Jump to April of 2021 after 13 sets, thousands of dollars invested into sets, and 5 years on the site, my debut set was bought. I was happy but also conflicted because my first set was bought. I no longer looked that way. I had invested time and money on 12 other sets over the years for them to buy the original one I put out. I was still grateful though because I know many others deserved it just as much or more than myself.
I shot two new sets in fall of 2021 and began to feel confident again. I read a blog post by @hartt that outlined so many things that myself and others had felt for years, but kind of just shoved deep down inside out of fear of speaking out. It really resonated with me. I was really hopeful when there was a thread for suggestions and feedback where our voices would be heard.

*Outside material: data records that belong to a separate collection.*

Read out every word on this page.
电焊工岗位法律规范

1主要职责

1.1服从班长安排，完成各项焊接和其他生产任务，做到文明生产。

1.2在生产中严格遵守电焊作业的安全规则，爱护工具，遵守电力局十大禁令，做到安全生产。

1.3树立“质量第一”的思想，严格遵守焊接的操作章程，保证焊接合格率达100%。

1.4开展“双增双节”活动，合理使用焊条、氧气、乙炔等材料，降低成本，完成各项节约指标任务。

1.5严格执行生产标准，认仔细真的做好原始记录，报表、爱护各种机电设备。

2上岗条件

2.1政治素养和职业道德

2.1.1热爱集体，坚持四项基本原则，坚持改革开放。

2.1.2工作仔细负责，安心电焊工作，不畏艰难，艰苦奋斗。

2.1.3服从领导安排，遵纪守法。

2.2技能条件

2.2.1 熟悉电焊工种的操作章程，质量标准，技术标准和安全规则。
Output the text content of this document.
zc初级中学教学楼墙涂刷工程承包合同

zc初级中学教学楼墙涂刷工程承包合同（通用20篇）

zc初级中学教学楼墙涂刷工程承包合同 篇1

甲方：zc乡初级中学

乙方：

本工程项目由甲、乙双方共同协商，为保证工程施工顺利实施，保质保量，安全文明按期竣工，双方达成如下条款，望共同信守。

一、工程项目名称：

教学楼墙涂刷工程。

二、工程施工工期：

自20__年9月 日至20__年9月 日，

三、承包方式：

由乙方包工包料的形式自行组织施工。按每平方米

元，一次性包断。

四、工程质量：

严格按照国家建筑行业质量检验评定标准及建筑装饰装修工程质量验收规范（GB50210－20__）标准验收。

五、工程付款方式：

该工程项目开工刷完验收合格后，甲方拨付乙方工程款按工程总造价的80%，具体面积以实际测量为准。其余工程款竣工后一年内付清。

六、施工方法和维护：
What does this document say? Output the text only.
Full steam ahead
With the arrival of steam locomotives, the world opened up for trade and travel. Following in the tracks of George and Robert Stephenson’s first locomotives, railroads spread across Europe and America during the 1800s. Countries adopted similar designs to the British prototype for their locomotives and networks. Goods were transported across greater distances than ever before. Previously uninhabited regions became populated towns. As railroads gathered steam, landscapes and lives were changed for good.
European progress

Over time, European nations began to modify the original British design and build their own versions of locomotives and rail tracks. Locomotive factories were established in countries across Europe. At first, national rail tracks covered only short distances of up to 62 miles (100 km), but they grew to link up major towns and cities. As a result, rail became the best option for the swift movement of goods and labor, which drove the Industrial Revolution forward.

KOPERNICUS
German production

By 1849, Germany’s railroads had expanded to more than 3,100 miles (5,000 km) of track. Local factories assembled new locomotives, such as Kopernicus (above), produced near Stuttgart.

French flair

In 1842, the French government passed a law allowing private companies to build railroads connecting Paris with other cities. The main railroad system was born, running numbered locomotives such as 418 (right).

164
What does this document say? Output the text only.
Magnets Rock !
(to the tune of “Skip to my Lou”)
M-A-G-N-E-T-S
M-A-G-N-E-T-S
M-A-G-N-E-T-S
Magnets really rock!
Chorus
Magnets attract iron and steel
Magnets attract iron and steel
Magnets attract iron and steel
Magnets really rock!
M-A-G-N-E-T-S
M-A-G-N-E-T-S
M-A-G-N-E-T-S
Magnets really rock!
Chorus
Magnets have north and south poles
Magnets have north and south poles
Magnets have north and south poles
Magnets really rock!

Unfortunately, that is not what happened. The suggestion thread was locked. People were attacked by the model coordinator Penny. Though I never had a bad interaction with Penny personally, there were several people voicing their complaints with Penny. It was all disappointing to say the least. After all of this, Missy put Hartt on blast making accusations about her emailing a photographer’s work place in a blog. (Which was actually an anonymous email and Hartt says she did not send.) This was after Hartt was asked to be a voice and used it to show concern about a photographer working with a model who was underage. I’m not saying he did or didn’t do this , but I’m saying Hartt mentioned it in private as multiple people had voiced concern to her and then she was made out to be a villain. Including Missy sharing her personal email in the blog. Several people voiced their opinion on all of this. It didn’t and doesn’t sit well with any of us.
Some of those speaking out were archived without warning. What?! I honestly teared up to learn someone like @leemalee was no longer on the site without any warning. I worked with her and she was so welcoming to me. It was fun working with her. She is such an inspiring model and photographer. She is exactly what I thought Suicidegirls was about. There were several other girls archived like @tigerlilly , @reznoritis , @hartt , @eydis , @sairyn and others. I was just kind of shocked. I had hoped for change and instead saw Missy’s and Suicidegirls true colors.
It only got worse from there. A series of threads by Missy one being the transparency of how sets were bought that didn’t mention anything about how they were bought just that their process works. It has since been updated to include some more things, but only after several people complained. Then, the final threads I read basically say Suicidegirls doesn’t want any negativity and those who disagree were removed. Then if you have any issues you’re welcome to leave the site. Is this all a joke? This can’t be the reality of events that transpired after someone spoke out with concerns and we all commented feedback thinking changes would happen. It is the reality of it all though. A sad reality in my opinion.
So, like many others have now done I wrote to have my remaining seven sets pulled from the site (no reply yet). I changed my name on all my socials. I took days to process everything, but I knew in my heart I cannot support a company who has so many red flags. A company that gaslights their models or attacks innocent people who speak out with some serious concerns. A company that defends a photographer with allegations more than those who spoke up about them. A company who silences anyone who has a voice while also claiming to promote woman empowerment. A company who makes money off of young woman’s’ hopes and dreams, but doesn’t listen to their feedback. It saddens me to a point, but I’m focusing on the experiences I’ve had and people I’ve met during the last six years. After all, that is why I wanted to become a Suicidegirl.
I don’t have any other platforms where I share my content. I will be focusing on my family and my education as I’m pursuing my graduate degree. I am so grateful for all of the support over the years. I have never taken one follower or message for granted. I appreciate each and every one of you. Never be afraid to stand up for yourself and others. Stay well friends.